Suppose we are otherwise satisfied with this model and want to check for serial correlation. First make an index plot of the residuals (note index represents time in this case):
> plot(ga$res) # draw the plot of residual against index
Is there any evidence of serial correlation?

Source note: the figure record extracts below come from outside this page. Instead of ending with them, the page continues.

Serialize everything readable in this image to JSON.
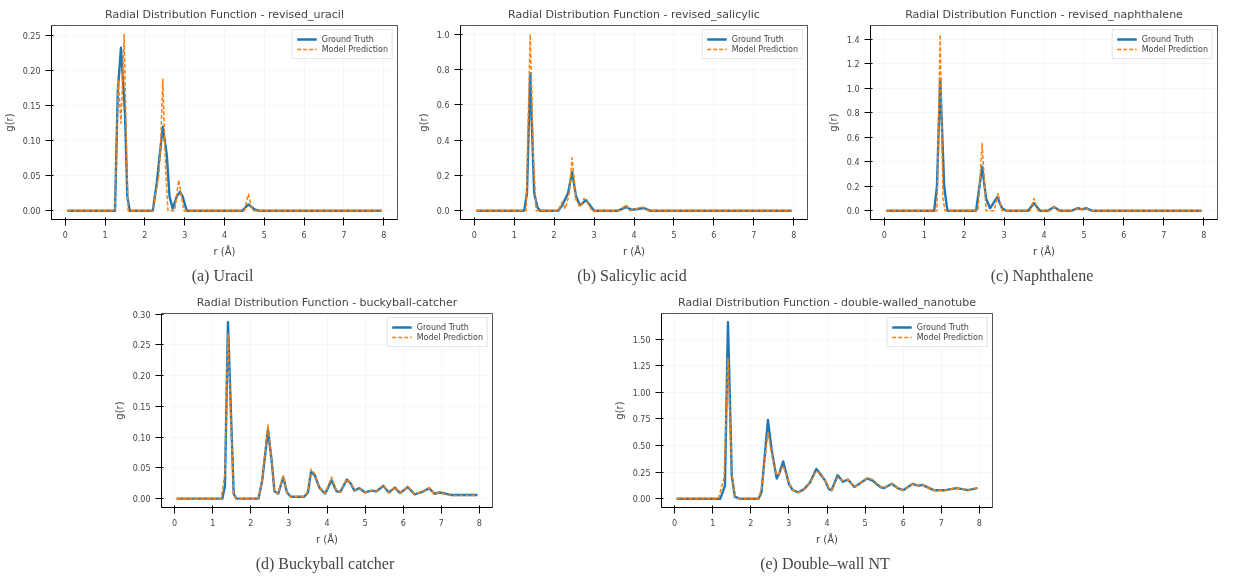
{
  "chart_data": [
    {
      "type": "line",
      "title": "Radial Distribution Function - revised_uracil",
      "xlabel": "r (Å)",
      "ylabel": "g(r)",
      "annotations": [
        "(a)  Uracil"
      ],
      "grid": true,
      "legend": "top right",
      "xlim": [
        -0.345,
        8.345
      ],
      "ylim": [
        -0.0126,
        0.2646
      ],
      "xticks": [
        0,
        1,
        2,
        3,
        4,
        5,
        6,
        7,
        8
      ],
      "yticks": [
        {
          "value": 0,
          "label": "0.00"
        },
        {
          "value": 0.05,
          "label": "0.05"
        },
        {
          "value": 0.1,
          "label": "0.10"
        },
        {
          "value": 0.15,
          "label": "0.15"
        },
        {
          "value": 0.2,
          "label": "0.20"
        },
        {
          "value": 0.25,
          "label": "0.25"
        }
      ],
      "series": [
        {
          "name": "Ground Truth",
          "color": "#1f77b4",
          "line_style": "solid",
          "x": [
            0.05,
            1.25,
            1.32,
            1.4,
            1.5,
            1.56,
            1.62,
            2.2,
            2.3,
            2.45,
            2.55,
            2.62,
            2.7,
            2.8,
            2.88,
            2.95,
            3.05,
            4.45,
            4.6,
            4.75,
            4.85,
            7.95
          ],
          "values": [
            0,
            0,
            0.17,
            0.233,
            0.14,
            0.02,
            0,
            0,
            0.04,
            0.12,
            0.08,
            0.02,
            0.003,
            0.02,
            0.027,
            0.02,
            0,
            0,
            0.009,
            0.002,
            0,
            0
          ]
        },
        {
          "name": "Model Prediction",
          "color": "#ff7f0e",
          "line_style": "dashed",
          "x": [
            0.05,
            1.25,
            1.33,
            1.4,
            1.48,
            1.54,
            1.58,
            2.2,
            2.35,
            2.4,
            2.45,
            2.52,
            2.58,
            2.75,
            2.85,
            2.92,
            2.98,
            4.5,
            4.6,
            4.7,
            7.95
          ],
          "values": [
            0,
            0,
            0.188,
            0.125,
            0.252,
            0.08,
            0,
            0,
            0.05,
            0.1,
            0.188,
            0.06,
            0,
            0,
            0.044,
            0.02,
            0,
            0,
            0.024,
            0,
            0
          ]
        }
      ]
    },
    {
      "type": "line",
      "title": "Radial Distribution Function - revised_salicylic",
      "xlabel": "r (Å)",
      "ylabel": "g(r)",
      "annotations": [
        "(b)  Salicylic acid"
      ],
      "grid": true,
      "legend": "top right",
      "xlim": [
        -0.345,
        8.345
      ],
      "ylim": [
        -0.05,
        1.05
      ],
      "xticks": [
        0,
        1,
        2,
        3,
        4,
        5,
        6,
        7,
        8
      ],
      "yticks": [
        {
          "value": 0,
          "label": "0.0"
        },
        {
          "value": 0.2,
          "label": "0.2"
        },
        {
          "value": 0.4,
          "label": "0.4"
        },
        {
          "value": 0.6,
          "label": "0.6"
        },
        {
          "value": 0.8,
          "label": "0.8"
        },
        {
          "value": 1,
          "label": "1.0"
        }
      ],
      "series": [
        {
          "name": "Ground Truth",
          "color": "#1f77b4",
          "line_style": "solid",
          "x": [
            0.05,
            1.25,
            1.32,
            1.4,
            1.5,
            1.58,
            1.65,
            2.1,
            2.2,
            2.35,
            2.45,
            2.55,
            2.65,
            2.8,
            2.9,
            3.0,
            3.6,
            3.8,
            3.95,
            4.25,
            4.4,
            7.95
          ],
          "values": [
            0,
            0,
            0.1,
            0.78,
            0.1,
            0.02,
            0,
            0,
            0.03,
            0.1,
            0.22,
            0.08,
            0.03,
            0.06,
            0.03,
            0,
            0,
            0.02,
            0.005,
            0.015,
            0,
            0
          ]
        },
        {
          "name": "Model Prediction",
          "color": "#ff7f0e",
          "line_style": "dashed",
          "x": [
            0.05,
            1.3,
            1.4,
            1.48,
            1.55,
            2.1,
            2.2,
            2.28,
            2.38,
            2.45,
            2.55,
            2.65,
            2.75,
            2.85,
            2.95,
            3.65,
            3.8,
            3.9,
            4.2,
            4.35,
            7.95
          ],
          "values": [
            0,
            0,
            1.0,
            0.3,
            0,
            0,
            0.05,
            0.01,
            0.1,
            0.3,
            0.06,
            0.02,
            0.07,
            0.04,
            0,
            0,
            0.035,
            0,
            0.02,
            0,
            0
          ]
        }
      ]
    },
    {
      "type": "line",
      "title": "Radial Distribution Function - revised_naphthalene",
      "xlabel": "r (Å)",
      "ylabel": "g(r)",
      "annotations": [
        "(c)  Naphthalene"
      ],
      "grid": true,
      "legend": "top right",
      "xlim": [
        -0.345,
        8.345
      ],
      "ylim": [
        -0.072,
        1.512
      ],
      "xticks": [
        0,
        1,
        2,
        3,
        4,
        5,
        6,
        7,
        8
      ],
      "yticks": [
        {
          "value": 0,
          "label": "0.0"
        },
        {
          "value": 0.2,
          "label": "0.2"
        },
        {
          "value": 0.4,
          "label": "0.4"
        },
        {
          "value": 0.6,
          "label": "0.6"
        },
        {
          "value": 0.8,
          "label": "0.8"
        },
        {
          "value": 1,
          "label": "1.0"
        },
        {
          "value": 1.2,
          "label": "1.2"
        },
        {
          "value": 1.4,
          "label": "1.4"
        }
      ],
      "series": [
        {
          "name": "Ground Truth",
          "color": "#1f77b4",
          "line_style": "solid",
          "x": [
            0.05,
            1.25,
            1.32,
            1.4,
            1.5,
            1.58,
            2.3,
            2.45,
            2.55,
            2.65,
            2.83,
            2.95,
            3.05,
            3.6,
            3.75,
            3.9,
            4.1,
            4.25,
            4.4,
            4.7,
            4.85,
            4.95,
            5.05,
            5.2,
            7.95
          ],
          "values": [
            0,
            0,
            0.2,
            1.08,
            0.2,
            0,
            0,
            0.36,
            0.1,
            0.02,
            0.11,
            0.02,
            0,
            0,
            0.06,
            0,
            0,
            0.03,
            0,
            0,
            0.02,
            0.01,
            0.02,
            0,
            0
          ]
        },
        {
          "name": "Model Prediction",
          "color": "#ff7f0e",
          "line_style": "dashed",
          "x": [
            0.05,
            1.32,
            1.4,
            1.47,
            1.52,
            2.35,
            2.45,
            2.55,
            2.75,
            2.85,
            2.95,
            3.65,
            3.75,
            3.85,
            4.15,
            4.25,
            4.35,
            4.75,
            4.85,
            4.95,
            5.05,
            5.15,
            7.95
          ],
          "values": [
            0,
            0,
            1.44,
            0.1,
            0,
            0,
            0.55,
            0,
            0,
            0.14,
            0,
            0,
            0.1,
            0,
            0,
            0.03,
            0,
            0,
            0.02,
            0.01,
            0.02,
            0,
            0
          ]
        }
      ]
    },
    {
      "type": "line",
      "title": "Radial Distribution Function - buckyball-catcher",
      "xlabel": "r (Å)",
      "ylabel": "g(r)",
      "annotations": [
        "(d)  Buckyball catcher"
      ],
      "grid": true,
      "legend": "top right",
      "xlim": [
        -0.345,
        8.345
      ],
      "ylim": [
        -0.0144,
        0.301
      ],
      "xticks": [
        0,
        1,
        2,
        3,
        4,
        5,
        6,
        7,
        8
      ],
      "yticks": [
        {
          "value": 0,
          "label": "0.00"
        },
        {
          "value": 0.05,
          "label": "0.05"
        },
        {
          "value": 0.1,
          "label": "0.10"
        },
        {
          "value": 0.15,
          "label": "0.15"
        },
        {
          "value": 0.2,
          "label": "0.20"
        },
        {
          "value": 0.25,
          "label": "0.25"
        },
        {
          "value": 0.3,
          "label": "0.30"
        }
      ],
      "series": [
        {
          "name": "Ground Truth",
          "color": "#1f77b4",
          "line_style": "solid",
          "x": [
            0.05,
            1.25,
            1.32,
            1.4,
            1.5,
            1.55,
            1.62,
            2.2,
            2.3,
            2.45,
            2.55,
            2.62,
            2.72,
            2.85,
            2.95,
            3.05,
            3.4,
            3.5,
            3.58,
            3.68,
            3.8,
            3.95,
            4.12,
            4.25,
            4.35,
            4.52,
            4.62,
            4.72,
            4.85,
            5.0,
            5.15,
            5.3,
            5.48,
            5.62,
            5.78,
            5.92,
            6.12,
            6.3,
            6.5,
            6.68,
            6.82,
            6.95,
            7.05,
            7.25,
            7.95
          ],
          "values": [
            0,
            0,
            0.02,
            0.287,
            0.1,
            0.008,
            0,
            0,
            0.03,
            0.112,
            0.06,
            0.012,
            0.008,
            0.035,
            0.01,
            0.003,
            0.003,
            0.01,
            0.044,
            0.038,
            0.018,
            0.008,
            0.03,
            0.012,
            0.011,
            0.031,
            0.025,
            0.013,
            0.017,
            0.01,
            0.013,
            0.012,
            0.021,
            0.01,
            0.018,
            0.009,
            0.019,
            0.007,
            0.011,
            0.017,
            0.008,
            0.01,
            0.009,
            0.006,
            0.006
          ]
        },
        {
          "name": "Model Prediction",
          "color": "#ff7f0e",
          "line_style": "dashed",
          "x": [
            0.05,
            1.22,
            1.32,
            1.4,
            1.5,
            1.55,
            1.62,
            2.2,
            2.3,
            2.45,
            2.55,
            2.62,
            2.72,
            2.85,
            2.95,
            3.05,
            3.4,
            3.5,
            3.58,
            3.68,
            3.8,
            3.95,
            4.12,
            4.25,
            4.35,
            4.52,
            4.62,
            4.72,
            4.85,
            5.0,
            5.15,
            5.3,
            5.48,
            5.62,
            5.78,
            5.92,
            6.12,
            6.3,
            6.5,
            6.68,
            6.82,
            6.95,
            7.05,
            7.25,
            7.95
          ],
          "values": [
            0,
            0,
            0.04,
            0.268,
            0.09,
            0.008,
            0,
            0,
            0.03,
            0.12,
            0.06,
            0.012,
            0.008,
            0.037,
            0.01,
            0.003,
            0.003,
            0.012,
            0.048,
            0.04,
            0.018,
            0.008,
            0.035,
            0.012,
            0.011,
            0.032,
            0.025,
            0.013,
            0.017,
            0.01,
            0.013,
            0.012,
            0.022,
            0.009,
            0.019,
            0.009,
            0.02,
            0.007,
            0.011,
            0.018,
            0.007,
            0.01,
            0.008,
            0.005,
            0.005
          ]
        }
      ]
    },
    {
      "type": "line",
      "title": "Radial Distribution Function - double-walled_nanotube",
      "xlabel": "r (Å)",
      "ylabel": "g(r)",
      "annotations": [
        "(e)  Double–wall NT"
      ],
      "grid": true,
      "legend": "top right",
      "xlim": [
        -0.345,
        8.345
      ],
      "ylim": [
        -0.083,
        1.743
      ],
      "xticks": [
        0,
        1,
        2,
        3,
        4,
        5,
        6,
        7,
        8
      ],
      "yticks": [
        {
          "value": 0,
          "label": "0.00"
        },
        {
          "value": 0.25,
          "label": "0.25"
        },
        {
          "value": 0.5,
          "label": "0.50"
        },
        {
          "value": 0.75,
          "label": "0.75"
        },
        {
          "value": 1,
          "label": "1.00"
        },
        {
          "value": 1.25,
          "label": "1.25"
        },
        {
          "value": 1.5,
          "label": "1.50"
        }
      ],
      "series": [
        {
          "name": "Ground Truth",
          "color": "#1f77b4",
          "line_style": "solid",
          "x": [
            0.05,
            1.2,
            1.32,
            1.4,
            1.5,
            1.58,
            1.7,
            2.2,
            2.28,
            2.45,
            2.55,
            2.68,
            2.75,
            2.85,
            3.0,
            3.1,
            3.25,
            3.4,
            3.55,
            3.72,
            3.85,
            3.95,
            4.05,
            4.12,
            4.28,
            4.42,
            4.55,
            4.72,
            4.85,
            5.05,
            5.2,
            5.4,
            5.5,
            5.7,
            5.85,
            6.0,
            6.25,
            6.4,
            6.5,
            6.8,
            7.1,
            7.4,
            7.7,
            7.95
          ],
          "values": [
            0,
            0,
            0.12,
            1.66,
            0.22,
            0.02,
            0,
            0,
            0.06,
            0.74,
            0.45,
            0.19,
            0.24,
            0.35,
            0.14,
            0.08,
            0.06,
            0.09,
            0.15,
            0.28,
            0.22,
            0.17,
            0.09,
            0.08,
            0.22,
            0.16,
            0.18,
            0.11,
            0.14,
            0.19,
            0.17,
            0.11,
            0.1,
            0.14,
            0.1,
            0.08,
            0.14,
            0.12,
            0.13,
            0.08,
            0.08,
            0.1,
            0.08,
            0.1
          ]
        },
        {
          "name": "Model Prediction",
          "color": "#ff7f0e",
          "line_style": "dashed",
          "x": [
            0.05,
            1.15,
            1.3,
            1.4,
            1.5,
            1.58,
            1.7,
            2.2,
            2.28,
            2.45,
            2.55,
            2.68,
            2.75,
            2.85,
            3.0,
            3.1,
            3.25,
            3.4,
            3.55,
            3.72,
            3.85,
            3.95,
            4.05,
            4.12,
            4.28,
            4.42,
            4.55,
            4.72,
            4.85,
            5.05,
            5.2,
            5.4,
            5.5,
            5.7,
            5.85,
            6.0,
            6.25,
            6.4,
            6.5,
            6.8,
            7.1,
            7.4,
            7.7,
            7.95
          ],
          "values": [
            0,
            0,
            0.2,
            1.32,
            0.25,
            0.03,
            0,
            0,
            0.1,
            0.62,
            0.42,
            0.22,
            0.24,
            0.31,
            0.15,
            0.08,
            0.06,
            0.09,
            0.15,
            0.26,
            0.23,
            0.17,
            0.1,
            0.08,
            0.2,
            0.17,
            0.18,
            0.11,
            0.14,
            0.19,
            0.18,
            0.11,
            0.1,
            0.14,
            0.1,
            0.08,
            0.14,
            0.12,
            0.13,
            0.08,
            0.08,
            0.1,
            0.08,
            0.1
          ]
        }
      ]
    }
  ]
}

Now plot successive residuals:
> plot(ga$res[-111],ga$res[-1]) # plot εt-hat against εt+1-hat
Do you see any problem?
You can plot more than just successive pairs:
> pairs(cbind(ga$res[-c(109,110,111)], ga$res[-c(1,110,111)], ga$res[-c(1,2,111)], ga$res[-c(1,2,3)]),labels=c("res","lag1 res","lag2 res","lag3 res")) # plot εt-hat against εt+1-hat, εt+2-hat, εt+3-hat
Do you see that some plots are almost identical? Why?
We can compute the Durbin-Watson statistic:
> library(lmtest) # load the "lmtest" library into R
> dwtest(ozone ~ radiation + temperature + wind, data=air) # perform the D-W test
Durbin-Watson test
data: ozone ~ radiation + temperature + wind
DW = 1.8501, p-value = 0.1893
alternative hypothesis: true autocorrelation is greater than 0
The p-value indicates no evidence of correlation and note that the D-W statistic is close to 2.